Saudi Arabia to allow women to drive in 2018
Saudi King Salman on Tuesday ordered that women will be allowed to drive cars by June 2018, state media said, ending the conservative Islamic kingdom's status as the only country where that is forbidden.
The royal decree ordered the formation of a ministerial body to give advice within 30 days and then implement the order by June 2018, according to state news agency SPA.
It stipulated that the move must "apply and adhere to the necessary Sharia standards," without providing details, and said a majority of the Council of Senior Religious Scholars had approved its permissibility.
Prince Khaled bin Salman, the Saudi ambassador to the US, said women would not need permission from their guardians to get a licence or have a guardian in the car and would be allowed to drive anywhere in the kingdom, including the Islamic holy cities of Mecca and Medina.
Women with a licence from any of the Gulf Cooperation Council countries would be allowed to drive in Saudi Arabia, he added. He said the Interior Ministry would have to decide whether they could be professional drivers.
Saudi Arabia has been widely criticised for being the only country in the world that bans women from driving, despite ambitious government targets to increase their public role, especially in the workforce.
Women in the kingdom are also bound by law to wear long robes and a headscarf and require the consent of a male guardian for most legal actions.
Saudi hardliners have said that women should not drive, claiming that it compels them to promiscuity.
The kingdom has been opening more areas for women through the government's modernising reforms, which have sparked tensions with influential clerics upon whose support the ruling family relies.
An hour after the official announcement in Saudi Arabia, Khaled bin Salman, the ambassador, said it was "an historic and big day in our kingdom".
"I think our leadership understands that our society is ready. I think it's the right decision at the right time," the ambassador said.
Positive reactions quickly poured in from inside the kingdom and around the world, with the US State Department welcoming the move as "a great step in the right direction".
For more than 25 years, women activists have campaigned to be allowed to drive, defiantly taking to the road, petitioning the king and posting videos of themselves behind the wheel on social media. The protests brought them arrest and harassment.

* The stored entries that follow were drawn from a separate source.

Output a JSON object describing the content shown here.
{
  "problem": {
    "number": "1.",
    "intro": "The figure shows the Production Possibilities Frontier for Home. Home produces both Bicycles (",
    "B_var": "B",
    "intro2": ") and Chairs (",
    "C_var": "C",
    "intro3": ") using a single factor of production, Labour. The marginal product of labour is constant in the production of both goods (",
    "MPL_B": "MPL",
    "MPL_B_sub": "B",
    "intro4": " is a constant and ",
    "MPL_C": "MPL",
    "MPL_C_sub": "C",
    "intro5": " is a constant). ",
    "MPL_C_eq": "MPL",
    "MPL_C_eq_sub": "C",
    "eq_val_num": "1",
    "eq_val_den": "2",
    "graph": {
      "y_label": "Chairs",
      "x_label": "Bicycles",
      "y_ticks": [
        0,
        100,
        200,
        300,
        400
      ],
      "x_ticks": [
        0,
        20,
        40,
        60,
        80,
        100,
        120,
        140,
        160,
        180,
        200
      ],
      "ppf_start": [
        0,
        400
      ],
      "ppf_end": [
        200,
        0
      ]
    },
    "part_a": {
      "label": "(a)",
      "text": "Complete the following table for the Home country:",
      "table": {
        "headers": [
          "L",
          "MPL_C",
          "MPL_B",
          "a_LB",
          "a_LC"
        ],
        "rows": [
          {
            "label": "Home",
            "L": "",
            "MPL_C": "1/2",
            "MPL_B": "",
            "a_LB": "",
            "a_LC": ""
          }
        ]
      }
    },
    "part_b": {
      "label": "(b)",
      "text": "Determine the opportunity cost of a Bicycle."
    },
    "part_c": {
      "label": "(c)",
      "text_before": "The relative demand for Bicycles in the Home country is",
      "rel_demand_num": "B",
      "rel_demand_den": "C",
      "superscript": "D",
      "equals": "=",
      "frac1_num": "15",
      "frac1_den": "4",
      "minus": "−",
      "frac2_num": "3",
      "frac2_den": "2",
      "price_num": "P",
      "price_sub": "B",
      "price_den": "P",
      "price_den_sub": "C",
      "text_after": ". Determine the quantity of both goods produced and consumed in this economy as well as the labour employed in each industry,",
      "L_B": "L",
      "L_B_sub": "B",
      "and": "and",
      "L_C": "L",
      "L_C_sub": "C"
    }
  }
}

Activist Manal al-Sherif, who was arrested in 2011 after a driving protest, took to Twitter following the king's announcement to express her relief. "Today, the last country on earth to allow women to drive... we did it," she wrote.
Latifa al-Shaalan, a member of the Shura Council, an advisory body, said the decision would strengthen women's employment in the private sector.
"This is an historic day and I cannot find the words to express my feelings and the feelings of thousands of Saudi women," she said on Arabiya TV.